Oblivious to the end, Murdock insists that the real reason Christians are losing the wedding cake war is because they are—wait for it—just too darn nice.

Ironically, Christians are losing the Wedding Cake War because they are too Christian.

Rather than forgive, they need to fight.

Yeah no. What they really need is a frickin’ clue here. They’re losing the wedding cake wars because they’re trying to demonize and marginalize and generally shit on a population that isn’t doing anybody any real harm. Christian prejudice against gays and lesbians may be Biblical, but it’s clearly both unfair and irrational, and it’s a serious blemish on the marketing propaganda that tries to portray the Christian God as a so-called God of love. They’re losing because they deserve to lose. And until they figure that out, they’ll keep on making arguments that completely miss the point.

Comments

  1. brucegee1962 says

    Somewhere or other on the web, someone raised a very good point: while the conservative Christians, particularly in rural areas, are frothing in the mouth about gay wedding cakes and trans people in bathrooms, there is a cocaine/heroine/meth epidemic that is sweeping their own backyard by storm. Yeah, they could ignore it when it was mostly an inner-city problem, but now it’s affecting THEIR OWN KIDS. And yet still, the biggest problem facing the country is The Gayz and “The guys in dresses.”

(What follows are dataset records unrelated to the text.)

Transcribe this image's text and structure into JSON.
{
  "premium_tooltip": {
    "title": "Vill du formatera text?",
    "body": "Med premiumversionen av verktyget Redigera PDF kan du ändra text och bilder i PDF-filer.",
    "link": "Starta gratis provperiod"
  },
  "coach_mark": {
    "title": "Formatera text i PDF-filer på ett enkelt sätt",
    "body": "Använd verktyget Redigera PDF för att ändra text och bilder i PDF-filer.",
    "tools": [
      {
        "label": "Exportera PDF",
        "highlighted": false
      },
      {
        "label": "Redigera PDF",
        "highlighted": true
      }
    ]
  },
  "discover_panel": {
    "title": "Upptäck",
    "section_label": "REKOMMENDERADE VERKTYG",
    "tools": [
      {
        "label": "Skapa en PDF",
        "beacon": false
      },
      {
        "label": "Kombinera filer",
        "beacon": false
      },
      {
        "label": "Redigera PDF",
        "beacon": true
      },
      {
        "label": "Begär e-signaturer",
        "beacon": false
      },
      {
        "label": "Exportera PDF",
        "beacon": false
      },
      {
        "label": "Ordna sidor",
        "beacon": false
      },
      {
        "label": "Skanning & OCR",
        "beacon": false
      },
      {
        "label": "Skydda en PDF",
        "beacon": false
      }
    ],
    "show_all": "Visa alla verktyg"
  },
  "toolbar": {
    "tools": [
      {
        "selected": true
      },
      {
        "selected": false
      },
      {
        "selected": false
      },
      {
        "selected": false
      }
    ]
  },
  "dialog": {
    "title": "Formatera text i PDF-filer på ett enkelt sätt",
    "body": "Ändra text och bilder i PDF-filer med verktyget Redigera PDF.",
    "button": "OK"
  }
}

    Can you imagine if the spent all that effort on helping keep kids away from drugs? Their brand might even seem relevant again, instead of something left over from sixty years ago!

  2. says

    They’re losing because they pick all these fights in the first place, all of them. They posture by themselves when there’s no one around wanting to fight them.

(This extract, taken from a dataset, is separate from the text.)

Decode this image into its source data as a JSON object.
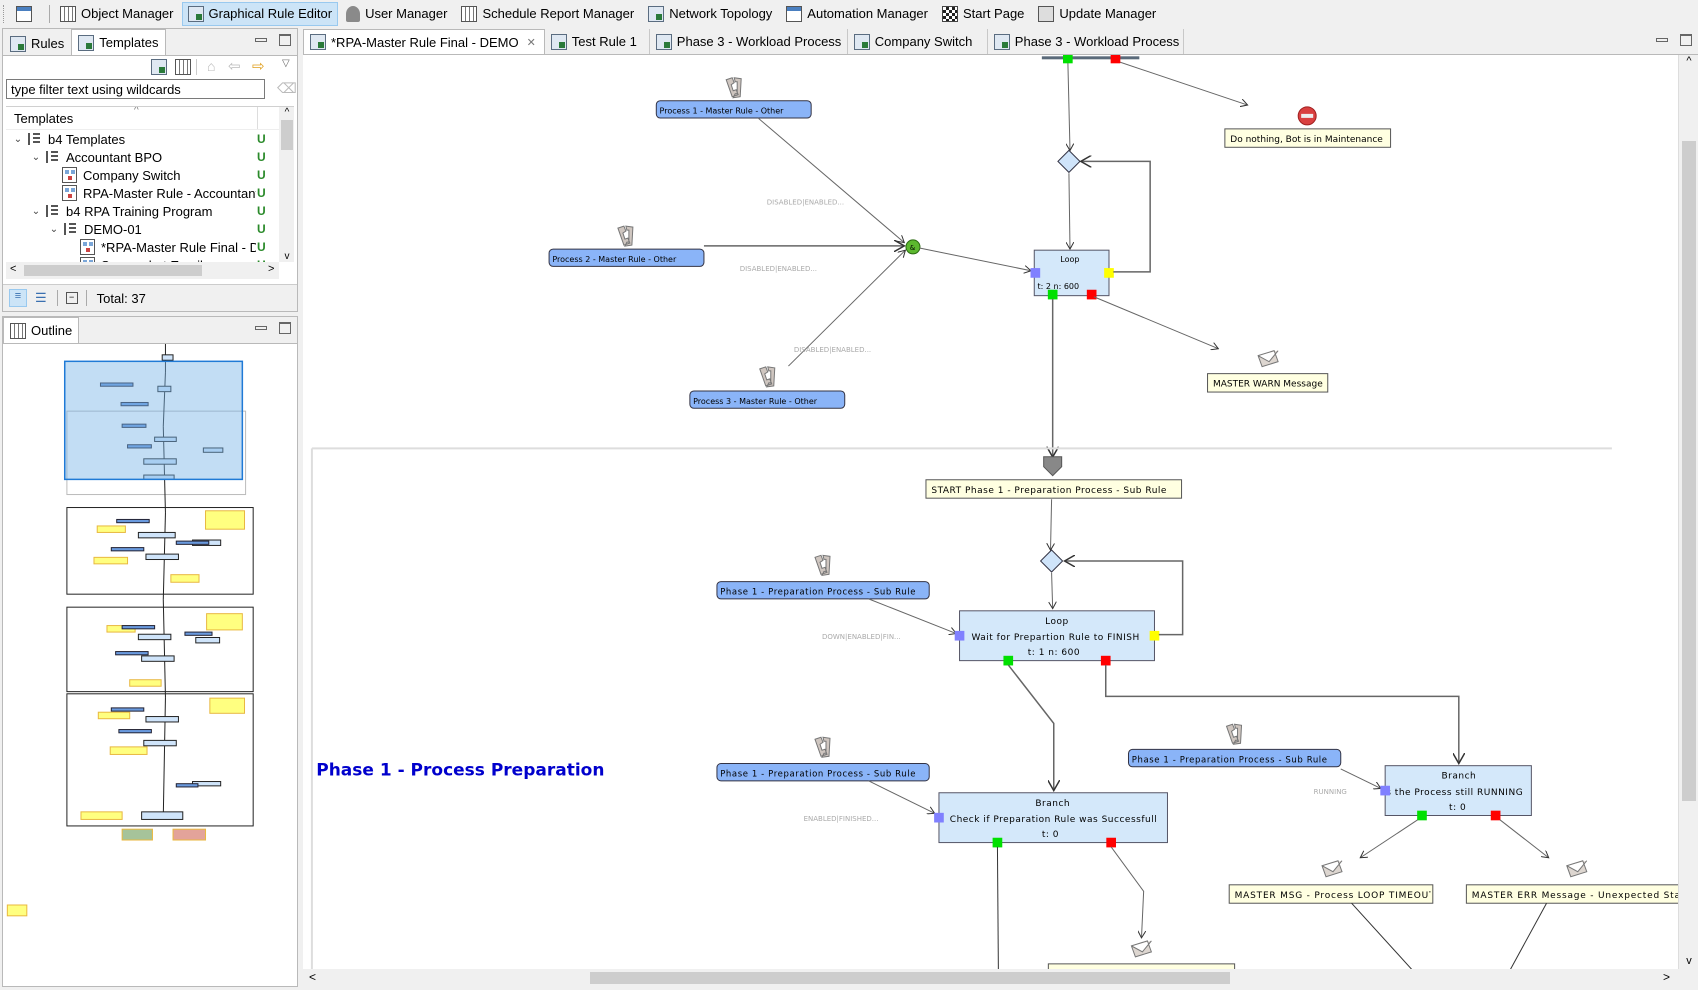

    >He who knows when he can fight and when he cannot, will be victorious. — Sun Tzu

    Sun Tzu is a suggested reading for anyone taking up a cause of social justice.

    For Christians there is only one thing they need to learn: hypocrisy. It explains pretty much everything they do.

    • John Morales says

      I think the concept at hand is secularism; many Christians actually support that stance, not being fundamentalists.

      (It’s even Biblically-sound: “Give back to Caesar what is Caesar’s and to God what is God’s.”)

  3. Anton Mates says

    Ironically, Christians are losing the Wedding Cake War because they are too Christian.
    Rather than forgive, they need to fight.

    Is this guy being paid under the table by the Antichrist? Because I couldn’t write a more concise rejection of Christian ethics if my last name was LaVey.

    “Don’t be like that chump Jesus, forgiving his enemies as they killed him! If someone slaps your face, turn the other cheek 360° as you spin around and backfist the guy like Van Damme! Wade to victory through the blood of your foes!”

  4. dannorth says

    As others have pointed out on numerous occasions, replace the sexual orientation with skin colour and you see the same arguments that were used fifty years before during the Civil Rights fight.

  5. rietpluim says

    Oh, the hypocrisy! The Christians don’t forgive. They fight. It just happens that they are losing, and they are sore losers.

  6. Peter the Mediocre says

    Every so often some follower of Ayn Rand tells me that there is no problem–the couple can just find a baker who shares their views. The mendacity level of that argument is off the charts, but it’s very common. Because of course what they really want to do is make it impossible for the objects of their hate to survive. Because they are so Christian.